“We are going home, Star,” she whispered as she led the pony out of the stable and yard to the road. “It will all depend on thee, thou dear thing! Do thy very best, for thee will have to get us there.”

CHAPTER XXII—FOR LOVE OF COUNTRY

“Our country’s welfare is our first concern: He who promotes that best, best proves his duty.” —Harvard’s Regulus.

Westward rode Peggy at a brisk pace. There were not many people stirring, the hour was so early. The few who were abroad merely glanced curiously after her, as she passed, without speaking. With a feeling of thankfulness she soon left the deserted streets, and, passing the college with its broad campus of green where the golden buttercups seemed to wave a cheerful greeting, increased her speed as she reached the cleared space of the road which stretched bare and dusty between the town and the forest.

“At last we are started,” exulted the girl, drawing a deep breath as she entered the confines of the great woods. “We ought not to get lost if we follow the road, Star. And too I have been over every bit of it, and my diary will tell the places we went through in case I should forget. But first——” She pulled the pony into a walk; then, letting the reins hang loosely, drew forth a little white flag made of linen, and fastened it to the bridle.

“Clifford said we could not get through without a flag,” she mused. “Well, that should show that we are non-combatants. And we do not wish harm to any; do we, Star?”

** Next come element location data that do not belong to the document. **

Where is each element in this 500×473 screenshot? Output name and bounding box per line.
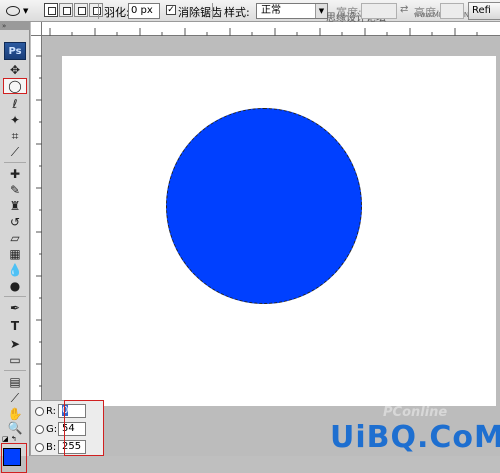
slice-tool-icon[interactable]: ⟋: [3, 144, 27, 160]
width-label: 宽度:: [336, 6, 362, 19]
height-input[interactable]: [440, 3, 464, 19]
style-select[interactable]: 正常 ▼: [256, 3, 328, 19]
height-label: 高度:: [414, 6, 440, 19]
magic-wand-tool-icon[interactable]: ✦: [3, 112, 27, 128]
elliptical-marquee-tool-icon[interactable]: ◯: [3, 78, 27, 94]
path-selection-tool-icon[interactable]: ➤: [3, 336, 27, 352]
shape-tool-icon[interactable]: ▭: [3, 352, 27, 368]
blur-tool-icon[interactable]: 💧: [3, 262, 27, 278]
crop-tool-icon[interactable]: ⌗: [3, 128, 27, 144]
swap-icon[interactable]: ⇄: [400, 4, 408, 15]
panel-grip-icon[interactable]: »: [0, 22, 30, 30]
foreground-color-swatch[interactable]: [3, 448, 21, 466]
antialias-label: 消除锯齿: [178, 6, 222, 19]
vertical-ruler[interactable]: [31, 36, 42, 456]
new-selection-button[interactable]: [44, 3, 58, 17]
green-label: G:: [46, 423, 58, 435]
blue-label: B:: [46, 441, 57, 453]
green-radio[interactable]: [35, 424, 44, 434]
healing-brush-tool-icon[interactable]: ✚: [3, 166, 27, 182]
brush-tool-icon[interactable]: ✎: [3, 182, 27, 198]
add-to-selection-button[interactable]: [59, 3, 73, 17]
selection-mode-group: [44, 3, 103, 17]
pconline-watermark: PConline: [383, 405, 448, 420]
divider: [4, 162, 26, 163]
tool-preset-picker[interactable]: ▼: [2, 2, 36, 20]
circle-selection[interactable]: [166, 108, 362, 304]
divider: [98, 3, 99, 19]
ruler-origin[interactable]: [31, 22, 42, 36]
uibq-watermark: UiBQ.CoM: [330, 420, 500, 455]
clone-stamp-tool-icon[interactable]: ♜: [3, 198, 27, 214]
divider: [4, 296, 26, 297]
tools-panel: » Ps ✥ ◯ ℓ ✦ ⌗ ⟋ ✚ ✎ ♜ ↺ ▱ ▦ 💧 ● ✒ T ➤ ▭…: [0, 22, 30, 473]
divider: [4, 370, 26, 371]
width-input[interactable]: [361, 3, 397, 19]
blue-radio[interactable]: [35, 442, 44, 452]
feather-input[interactable]: 0 px: [128, 3, 160, 19]
move-tool-icon[interactable]: ✥: [3, 62, 27, 78]
divider: [212, 3, 213, 19]
eyedropper-tool-icon[interactable]: ⟋: [3, 390, 27, 406]
subtract-from-selection-button[interactable]: [74, 3, 88, 17]
gradient-tool-icon[interactable]: ▦: [3, 246, 27, 262]
rgb-values-highlight: [64, 400, 104, 456]
horizontal-ruler-ticks: [49, 28, 478, 36]
refine-edge-button[interactable]: Refi: [468, 2, 500, 20]
red-radio[interactable]: [35, 406, 44, 416]
history-brush-tool-icon[interactable]: ↺: [3, 214, 27, 230]
style-label: 样式:: [224, 6, 250, 19]
dodge-tool-icon[interactable]: ●: [3, 278, 27, 294]
zoom-tool-icon[interactable]: 🔍: [3, 420, 27, 436]
vertical-ruler-ticks: [36, 55, 42, 453]
style-select-value: 正常: [261, 5, 281, 16]
options-bar: ▼ 羽化: 0 px ✓ 消除锯齿 样式: 正常 ▼ 思缘设计论坛 www.MI…: [0, 0, 500, 24]
horizontal-ruler[interactable]: [42, 22, 500, 36]
ellipse-marquee-icon: [6, 6, 20, 16]
notes-tool-icon[interactable]: ▤: [3, 374, 27, 390]
eraser-tool-icon[interactable]: ▱: [3, 230, 27, 246]
red-label: R:: [46, 405, 57, 417]
default-colors-icon[interactable]: ◪ ↰: [2, 435, 17, 443]
lasso-tool-icon[interactable]: ℓ: [3, 96, 27, 112]
pen-tool-icon[interactable]: ✒: [3, 300, 27, 316]
chevron-down-icon: ▼: [23, 7, 29, 15]
intersect-selection-button[interactable]: [89, 3, 103, 17]
ps-logo[interactable]: Ps: [4, 42, 26, 60]
type-tool-icon[interactable]: T: [3, 318, 27, 334]
antialias-checkbox[interactable]: ✓: [166, 5, 176, 15]
feather-label: 羽化:: [104, 6, 130, 19]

The forest was on every hand. The narrow road wound deviously under great trees of fir, and pines, and beech, shady, pleasant and cool. Suddenly there came a medley of bird notes from out of the woods; clear, sweet and inexpressibly joyous, the song of the mocking-bird. As the morning hours passed and Peggy found that she was still the only traveler upon the road, her spirits rose, and she became agreeably excited over the prospects of the journey.

“We will ride hard, Star, until to-morrow night,” she cried catching at a fragrant trailer of wild grape that hung from an overarching tree. “To-morrow night should find us at Fredericksburg, if we go as fast as we did coming down in the cabriolet. And I know we can do that.”

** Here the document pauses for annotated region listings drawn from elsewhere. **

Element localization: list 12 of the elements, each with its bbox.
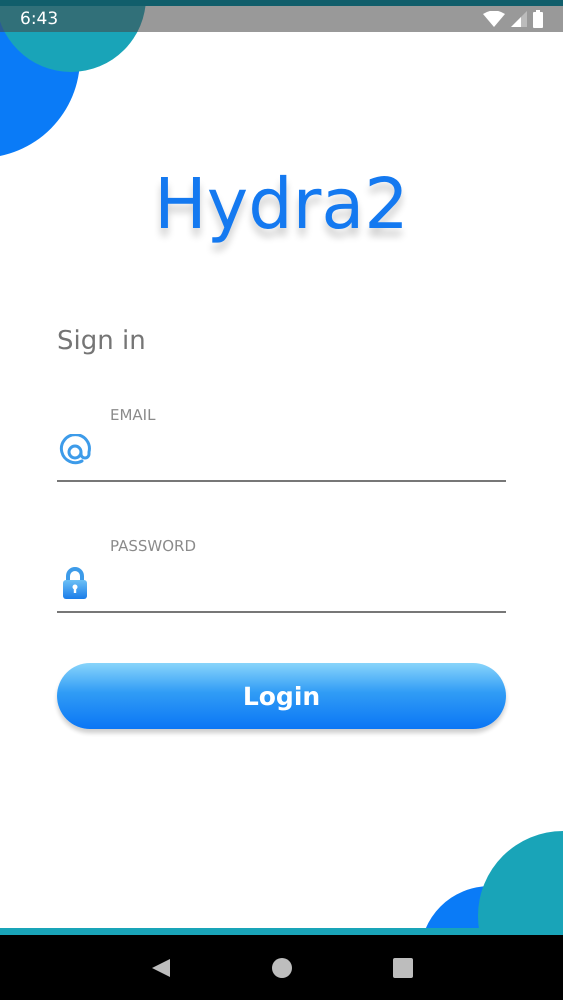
sign-in-heading: Sign in xyxy=(57,326,147,356)
home-icon[interactable] xyxy=(271,956,294,978)
back-icon[interactable] xyxy=(150,956,172,978)
battery-icon xyxy=(533,10,543,28)
wifi-icon xyxy=(483,11,505,27)
login-button[interactable]: Login xyxy=(57,663,506,729)
field-label: PASSWORD xyxy=(110,537,198,555)
app-logo: Hydra2 xyxy=(154,162,409,246)
status-time: 6:43 xyxy=(20,9,58,29)
field-label: EMAIL xyxy=(110,406,156,424)
recents-icon[interactable] xyxy=(393,958,414,978)
signal-icon xyxy=(511,11,527,27)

And so, talking sometimes to Star as though the little mare understood, sometimes listening to the call of birds, the whirr of insects or the murmur of the wind in the tree tops, the day passed. It was drawing near nightfall when Peggy rode into New Castle, a small village on the Pamunkey River, tired but happy. She had not been molested and the first day was over. Peggy went immediately to the house where she had stopped with Nurse Johnson on the way down.

There were no signs of the British, she was told at this place. It was rumored that the Marquis de Lafayette had crossed the river further to the west on his way to join General Wayne. Peggy rejoiced at the news.